Invited talks

Efficient 3D Perception for Autonomous Vehicles

Speaker: Zhijian Liu

Abstract: Autonomous vehicles rely on 3D perception to understand their surrounding environment. Although there has been remarkable progress in enhancing the accuracy of perception models, their efficiency still lags behind real-time performance, impeding their use in real-world applications. In this talk, I will present our recent work, BEVFusion (ICRA 2023), which facilitates efficient multi-task multi-sensor fusion by unifying camera, LiDAR, and radar features in a shared bird's-eye view (BEV) space. We addressed an efficiency bottleneck by accelerating the key view transformation operator by 40 times. BEVFusion achieved the leading solution on three popular 3D perception benchmarks, including nuScenes, Argoverse, and Waymo, across different tasks, such as object detection, object tracking, and map segmentation. Subsequently, I will discuss two of our latest works, FlatFormer (CVPR 2023) and SparseViT (CVPR 2023), which aim to accelerate 2D image and 3D point cloud backbones for perception. FlatFormer is an efficient point cloud transformer that attains real-time performance on edge GPUs and is faster than sparse convolutional methods while retaining superior accuracy. SparseViT explores the idea of spatial sparsity in the context of 2D image transformers and delivers a 1.5 times measured speedup compared with its dense counterpart without compromising accuracy.

Bio: Zhijian Liu is a fifth-year Ph.D. student at MIT, advised by Professor Song Han. He received his B.Eng. degree from Shanghai Jiao Tong University in 2018. His research focuses on developing efficient algorithms and systems for deep learning, with applications in computer vision. His work on efficient 3D deep learning ranked first on multiple competitive 3D benchmarks, won the first place in the nuScenes LiDAR segmentation challenge, and was featured by media outlets, such as NVIDIA News and MIT News. He was selected as the recipient of Qualcomm Innovation Fellowship, NVIDIA Graduate Fellowship (declined) and MIT Ho-Ching and Han-Ching Fund Award.
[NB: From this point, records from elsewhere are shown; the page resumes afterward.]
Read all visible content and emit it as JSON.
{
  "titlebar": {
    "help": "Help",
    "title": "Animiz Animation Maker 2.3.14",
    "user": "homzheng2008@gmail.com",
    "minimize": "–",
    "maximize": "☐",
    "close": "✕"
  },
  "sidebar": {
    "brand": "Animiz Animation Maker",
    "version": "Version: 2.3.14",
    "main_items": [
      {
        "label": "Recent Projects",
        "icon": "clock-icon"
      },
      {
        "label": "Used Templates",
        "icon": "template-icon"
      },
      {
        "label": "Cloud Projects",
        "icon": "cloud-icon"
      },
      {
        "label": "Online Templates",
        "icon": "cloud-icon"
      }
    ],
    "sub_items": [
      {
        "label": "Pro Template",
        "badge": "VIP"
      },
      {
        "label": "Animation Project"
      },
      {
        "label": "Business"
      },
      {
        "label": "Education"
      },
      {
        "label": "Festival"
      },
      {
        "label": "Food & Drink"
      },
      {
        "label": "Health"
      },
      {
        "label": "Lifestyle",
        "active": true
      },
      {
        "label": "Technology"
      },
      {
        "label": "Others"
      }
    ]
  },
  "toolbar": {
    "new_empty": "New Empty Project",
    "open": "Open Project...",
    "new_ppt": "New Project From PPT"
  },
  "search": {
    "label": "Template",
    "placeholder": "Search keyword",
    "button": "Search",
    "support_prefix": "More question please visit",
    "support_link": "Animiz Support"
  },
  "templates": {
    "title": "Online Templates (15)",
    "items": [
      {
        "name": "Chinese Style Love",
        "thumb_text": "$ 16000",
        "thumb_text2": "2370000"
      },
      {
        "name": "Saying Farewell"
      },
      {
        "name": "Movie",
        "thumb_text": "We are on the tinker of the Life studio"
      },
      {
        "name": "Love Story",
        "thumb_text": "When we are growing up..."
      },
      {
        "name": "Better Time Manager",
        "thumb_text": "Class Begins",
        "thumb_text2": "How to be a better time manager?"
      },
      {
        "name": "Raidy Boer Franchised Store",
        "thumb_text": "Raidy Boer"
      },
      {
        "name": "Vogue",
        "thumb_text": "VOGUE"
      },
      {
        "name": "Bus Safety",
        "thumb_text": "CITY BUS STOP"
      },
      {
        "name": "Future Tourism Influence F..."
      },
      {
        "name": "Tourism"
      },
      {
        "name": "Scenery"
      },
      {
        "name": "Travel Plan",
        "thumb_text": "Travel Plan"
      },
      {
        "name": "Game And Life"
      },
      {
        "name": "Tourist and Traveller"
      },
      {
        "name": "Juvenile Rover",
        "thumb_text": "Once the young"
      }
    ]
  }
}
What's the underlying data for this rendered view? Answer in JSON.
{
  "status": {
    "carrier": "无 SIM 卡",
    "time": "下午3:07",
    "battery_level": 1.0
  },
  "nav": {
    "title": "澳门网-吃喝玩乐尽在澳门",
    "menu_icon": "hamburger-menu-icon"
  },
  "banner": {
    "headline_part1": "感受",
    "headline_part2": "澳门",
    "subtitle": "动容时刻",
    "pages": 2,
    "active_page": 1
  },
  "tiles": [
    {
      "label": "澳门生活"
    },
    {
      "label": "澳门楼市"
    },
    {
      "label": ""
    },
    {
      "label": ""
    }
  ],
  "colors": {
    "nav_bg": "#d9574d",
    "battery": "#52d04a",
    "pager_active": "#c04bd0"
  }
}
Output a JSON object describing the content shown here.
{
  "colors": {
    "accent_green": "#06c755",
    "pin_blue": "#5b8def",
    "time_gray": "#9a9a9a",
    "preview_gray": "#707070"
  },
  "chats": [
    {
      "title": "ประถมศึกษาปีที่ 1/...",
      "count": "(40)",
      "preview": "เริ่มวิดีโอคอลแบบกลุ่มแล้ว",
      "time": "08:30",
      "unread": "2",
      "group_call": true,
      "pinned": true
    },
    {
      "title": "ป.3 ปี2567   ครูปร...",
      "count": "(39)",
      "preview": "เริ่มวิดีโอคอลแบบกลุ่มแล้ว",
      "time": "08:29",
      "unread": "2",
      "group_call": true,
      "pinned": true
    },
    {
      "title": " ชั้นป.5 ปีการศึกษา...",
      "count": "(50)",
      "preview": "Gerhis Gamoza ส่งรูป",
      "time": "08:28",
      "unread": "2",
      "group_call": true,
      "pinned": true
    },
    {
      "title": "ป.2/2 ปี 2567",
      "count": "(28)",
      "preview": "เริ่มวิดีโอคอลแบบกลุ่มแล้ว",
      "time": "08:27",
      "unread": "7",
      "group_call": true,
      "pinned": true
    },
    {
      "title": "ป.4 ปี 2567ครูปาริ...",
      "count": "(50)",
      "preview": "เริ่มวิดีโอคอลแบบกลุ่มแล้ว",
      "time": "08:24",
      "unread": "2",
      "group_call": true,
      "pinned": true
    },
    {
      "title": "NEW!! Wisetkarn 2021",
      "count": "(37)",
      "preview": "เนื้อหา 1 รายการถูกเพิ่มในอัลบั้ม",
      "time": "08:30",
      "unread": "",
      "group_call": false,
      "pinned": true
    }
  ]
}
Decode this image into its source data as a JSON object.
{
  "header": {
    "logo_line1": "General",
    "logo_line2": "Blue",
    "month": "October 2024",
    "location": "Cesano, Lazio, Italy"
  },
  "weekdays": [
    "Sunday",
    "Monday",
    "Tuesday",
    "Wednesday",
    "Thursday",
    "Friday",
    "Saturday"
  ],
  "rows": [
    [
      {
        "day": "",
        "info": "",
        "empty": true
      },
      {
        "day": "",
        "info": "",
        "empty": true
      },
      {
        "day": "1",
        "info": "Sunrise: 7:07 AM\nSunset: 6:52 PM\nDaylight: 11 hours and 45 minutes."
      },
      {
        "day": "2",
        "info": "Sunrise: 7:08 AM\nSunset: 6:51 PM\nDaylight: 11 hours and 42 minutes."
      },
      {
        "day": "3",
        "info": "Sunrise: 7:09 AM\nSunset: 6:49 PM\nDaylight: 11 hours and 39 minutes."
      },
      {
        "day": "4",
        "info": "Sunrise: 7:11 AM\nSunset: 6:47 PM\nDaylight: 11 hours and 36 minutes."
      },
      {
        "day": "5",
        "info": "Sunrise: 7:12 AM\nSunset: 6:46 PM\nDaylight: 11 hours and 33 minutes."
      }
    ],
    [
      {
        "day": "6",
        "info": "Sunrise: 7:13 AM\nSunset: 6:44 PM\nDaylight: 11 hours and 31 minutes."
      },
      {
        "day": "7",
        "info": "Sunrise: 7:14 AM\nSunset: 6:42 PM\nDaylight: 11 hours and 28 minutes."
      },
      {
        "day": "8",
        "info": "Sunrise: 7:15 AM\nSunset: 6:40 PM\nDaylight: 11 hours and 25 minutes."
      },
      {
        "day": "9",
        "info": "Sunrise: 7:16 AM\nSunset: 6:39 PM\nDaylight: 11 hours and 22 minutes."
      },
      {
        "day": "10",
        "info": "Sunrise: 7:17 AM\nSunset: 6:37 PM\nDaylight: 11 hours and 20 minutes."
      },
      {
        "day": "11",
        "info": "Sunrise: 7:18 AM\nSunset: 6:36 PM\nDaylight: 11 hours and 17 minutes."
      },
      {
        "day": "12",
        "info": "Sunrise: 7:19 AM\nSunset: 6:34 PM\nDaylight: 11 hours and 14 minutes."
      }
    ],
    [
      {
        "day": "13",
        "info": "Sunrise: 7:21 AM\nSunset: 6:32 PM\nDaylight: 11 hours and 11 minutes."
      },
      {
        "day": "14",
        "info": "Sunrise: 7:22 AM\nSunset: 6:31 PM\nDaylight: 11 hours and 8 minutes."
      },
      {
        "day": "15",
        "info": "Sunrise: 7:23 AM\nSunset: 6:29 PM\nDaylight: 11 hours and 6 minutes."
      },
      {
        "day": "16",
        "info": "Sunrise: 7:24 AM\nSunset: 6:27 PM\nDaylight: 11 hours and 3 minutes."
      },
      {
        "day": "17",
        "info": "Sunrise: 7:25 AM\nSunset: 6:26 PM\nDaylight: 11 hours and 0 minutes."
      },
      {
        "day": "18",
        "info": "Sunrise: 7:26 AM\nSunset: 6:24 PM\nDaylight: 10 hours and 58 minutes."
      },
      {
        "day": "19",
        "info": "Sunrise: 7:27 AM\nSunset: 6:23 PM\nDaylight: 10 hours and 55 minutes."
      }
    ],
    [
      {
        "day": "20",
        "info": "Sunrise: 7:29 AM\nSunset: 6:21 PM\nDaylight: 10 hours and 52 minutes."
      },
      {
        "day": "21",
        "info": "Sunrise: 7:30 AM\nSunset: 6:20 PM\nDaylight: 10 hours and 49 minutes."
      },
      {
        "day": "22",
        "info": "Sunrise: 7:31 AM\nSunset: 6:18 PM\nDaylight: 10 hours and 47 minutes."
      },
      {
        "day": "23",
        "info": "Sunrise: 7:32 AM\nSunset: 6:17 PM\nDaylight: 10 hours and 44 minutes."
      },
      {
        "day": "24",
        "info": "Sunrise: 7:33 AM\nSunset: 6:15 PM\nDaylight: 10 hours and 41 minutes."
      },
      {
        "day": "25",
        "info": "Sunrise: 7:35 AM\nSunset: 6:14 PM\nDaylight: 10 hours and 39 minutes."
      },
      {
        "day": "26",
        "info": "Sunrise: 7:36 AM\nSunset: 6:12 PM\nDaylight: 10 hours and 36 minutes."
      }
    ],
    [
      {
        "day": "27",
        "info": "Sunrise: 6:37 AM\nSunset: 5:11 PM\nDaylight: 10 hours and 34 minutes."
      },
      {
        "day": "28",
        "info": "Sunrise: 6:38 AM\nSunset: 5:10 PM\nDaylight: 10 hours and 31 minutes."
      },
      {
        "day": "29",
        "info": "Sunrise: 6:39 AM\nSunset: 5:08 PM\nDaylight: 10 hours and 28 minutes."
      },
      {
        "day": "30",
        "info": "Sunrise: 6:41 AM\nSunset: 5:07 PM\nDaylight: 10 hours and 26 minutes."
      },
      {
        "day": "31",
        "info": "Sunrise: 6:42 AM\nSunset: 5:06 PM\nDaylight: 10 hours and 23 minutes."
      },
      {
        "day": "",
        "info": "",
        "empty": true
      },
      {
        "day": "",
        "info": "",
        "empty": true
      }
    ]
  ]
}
MobileNets: From First Principles to Adapting to Real World Scenarios

Speaker: Andrew Howard

Abstract: We present the building blocks for efficient computer vision models and how they are used in MobileNet models. After introducing the base models,we then focus on how to adapt models to different real world scenarios. We present adaptation to individual hardware as well as to an ecosystem of hardware. We then show how to adapt models to perform better on an image by image basis.. We then conclude with adapting to a user's intent to improve computer vision models.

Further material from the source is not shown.